Lo cierto es que empecé a leer el primero, me pareció un desahogo personal carente de mayor interés y me pasé rápidamente a otra cosa.
Si Falaci fuera una pensadora original e importante, o si aportara datos de especial relevancia informativa, es posible que me hubiera tragado sus largos exordios. Pero ni es lo primero -tampoco creo que lo haya pretendido nunca- ni ha hecho lo segundo. En lo que leí -tal vez la continuación fuera diferente; de eso no puedo hablar-, no ví ninguna razón que me obligara a seguir los inacabables meandros de sus visceralidades. Sobre todo cuando, entre las primeras afirmaciones de su retahíla, me había encontrado ya con el tópico principal del Bush de estos días: la cosa ésa tan irritante de que criticar al Gobierno norteamericano equivale a ponerse del lado de los terroristas.
«Entre Arafat y yo no hay buen feeling», leí poco después. Y ahí ya me paré. Eché una ojeada rápida a la continuación y comprobé que seguía hablando de sus feelings. Mi curiosidad por los feelings de la señora Falaci es nulo.

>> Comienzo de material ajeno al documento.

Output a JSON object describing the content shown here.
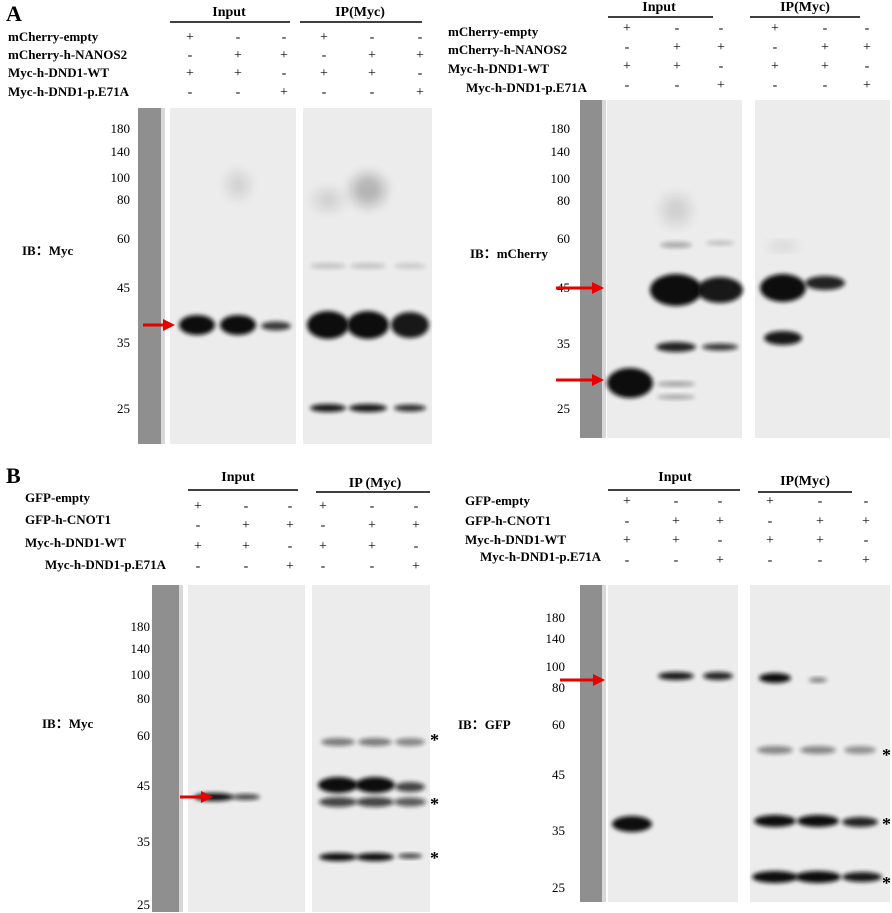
{
  "panel_labels": [
    "A",
    "B"
  ],
  "panels": [
    {
      "groups": [
        "Input",
        "IP(Myc)"
      ],
      "rows": [
        {
          "label": "mCherry-empty",
          "signs": [
            "+",
            "-",
            "-",
            "+",
            "-",
            "-"
          ]
        },
        {
          "label": "mCherry-h-NANOS2",
          "signs": [
            "-",
            "+",
            "+",
            "-",
            "+",
            "+"
          ]
        },
        {
          "label": "Myc-h-DND1-WT",
          "signs": [
            "+",
            "+",
            "-",
            "+",
            "+",
            "-"
          ]
        },
        {
          "label": "Myc-h-DND1-p.E71A",
          "signs": [
            "-",
            "-",
            "+",
            "-",
            "-",
            "+"
          ]
        }
      ],
      "markers": [
        180,
        140,
        100,
        80,
        60,
        45,
        35,
        25
      ],
      "ib": "IB：Myc",
      "asterisks": []
    },
    {
      "groups": [
        "Input",
        "IP(Myc)"
      ],
      "rows": [
        {
          "label": "mCherry-empty",
          "signs": [
            "+",
            "-",
            "-",
            "+",
            "-",
            "-"
          ]
        },
        {
          "label": "mCherry-h-NANOS2",
          "signs": [
            "-",
            "+",
            "+",
            "-",
            "+",
            "+"
          ]
        },
        {
          "label": "Myc-h-DND1-WT",
          "signs": [
            "+",
            "+",
            "-",
            "+",
            "+",
            "-"
          ]
        },
        {
          "label": "Myc-h-DND1-p.E71A",
          "signs": [
            "-",
            "-",
            "+",
            "-",
            "-",
            "+"
          ]
        }
      ],
      "markers": [
        180,
        140,
        100,
        80,
        60,
        45,
        35,
        25
      ],
      "ib": "IB：mCherry",
      "asterisks": []
    },
    {
      "groups": [
        "Input",
        "IP (Myc)"
      ],
      "rows": [
        {
          "label": "GFP-empty",
          "signs": [
            "+",
            "-",
            "-",
            "+",
            "-",
            "-"
          ]
        },
        {
          "label": "GFP-h-CNOT1",
          "signs": [
            "-",
            "+",
            "+",
            "-",
            "+",
            "+"
          ]
        },
        {
          "label": "Myc-h-DND1-WT",
          "signs": [
            "+",
            "+",
            "-",
            "+",
            "+",
            "-"
          ]
        },
        {
          "label": "Myc-h-DND1-p.E71A",
          "signs": [
            "-",
            "-",
            "+",
            "-",
            "-",
            "+"
          ]
        }
      ],
      "markers": [
        180,
        140,
        100,
        80,
        60,
        45,
        35,
        25
      ],
      "ib": "IB：Myc",
      "asterisks": [
        "*",
        "*",
        "*"
      ]
    },
    {
      "groups": [
        "Input",
        "IP(Myc)"
      ],
      "rows": [
        {
          "label": "GFP-empty",
          "signs": [
            "+",
            "-",
            "-",
            "+",
            "-",
            "-"
          ]
        },
        {
          "label": "GFP-h-CNOT1",
          "signs": [
            "-",
            "+",
            "+",
            "-",
            "+",
            "+"
          ]
        },
        {
          "label": "Myc-h-DND1-WT",
          "signs": [
            "+",
            "+",
            "-",
            "+",
            "+",
            "-"
          ]
        },
        {
          "label": "Myc-h-DND1-p.E71A",
          "signs": [
            "-",
            "-",
            "+",
            "-",
            "-",
            "+"
          ]
        }
      ],
      "markers": [
        180,
        140,
        100,
        80,
        60,
        45,
        35,
        25
      ],
      "ib": "IB：GFP",
      "asterisks": [
        "*",
        "*",
        "*"
      ]
    }
  ]
}
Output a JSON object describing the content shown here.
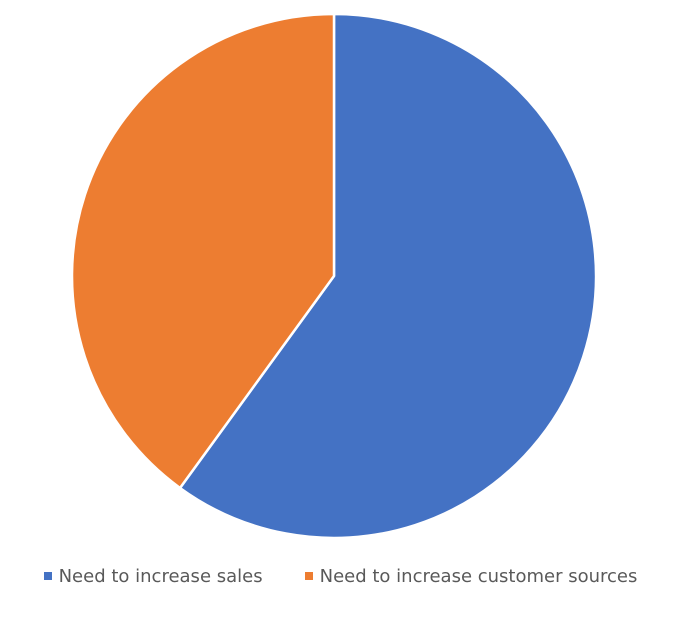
{
  "chart_data": {
    "type": "pie",
    "categories": [
      "Need to increase sales",
      "Need to increase customer sources"
    ],
    "values": [
      60,
      40
    ],
    "colors": [
      "#4472C4",
      "#ED7D31"
    ],
    "start_angle_deg": 0,
    "direction": "clockwise",
    "legend_position": "bottom",
    "title": ""
  }
}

Según me despedí del redactor de El Mundo que tan amablemente me había telefoneado para recabar mi opinión sobre los artículos de marras, me quedé pensativo. Me entró la duda: ¿haré mal en no leer los artículos que me parecen pavadas? Dedicándome como me dedico a escribir sobre la actualidad, ¿tengo derecho a retirar la vista de aquello que me aburre, no ya porque no coincida con mis criterios, sino porque no le veo chispa suficiente? Tal vez no tenga ese derecho. Esos escritos son parte constitutiva de la realidad. Es posible que debiera leerlos, a título de deber profesional, aunque sólo fuera para indagar en las razones por las que a muchos otros sí les interesan.
En todo caso, a quien decididamente no entiendo es a la gente que lee sistemáticamente a los articulistas que detesta. Algunos amigos míos tienen esa extraña costumbre. «¿Has visto las barbaridades que ha escrito hoy Fulano?», preguntan. Carajo, pero si sabes que Fulano sólo escribe barbaridades, ¿para qué te lo tragas a diario?
Yo cuento con un puñado de lectores que me escriben con frecuencia para comunicarme que les parezco un mamón, un rojo revenido, un ignorante, una reliquia del pasado, un perfecto imbécil y no sé cuántas abyecciones más. Éstos son ya directamente la monda: no sólo se toman el trabajo de leerme, sino que, además, pierden su tiempo escribiéndome. ¿Qué interés puede tener llamarle imbécil a alguien que te parece imbécil? Si es imbécil, no puede entenderte. Qué imbecilidad.
Javier Ortiz. Diario de un resentido social (3 de octubre de 2001). Subido a "Desde Jamaica" el 8 de junio de 2017.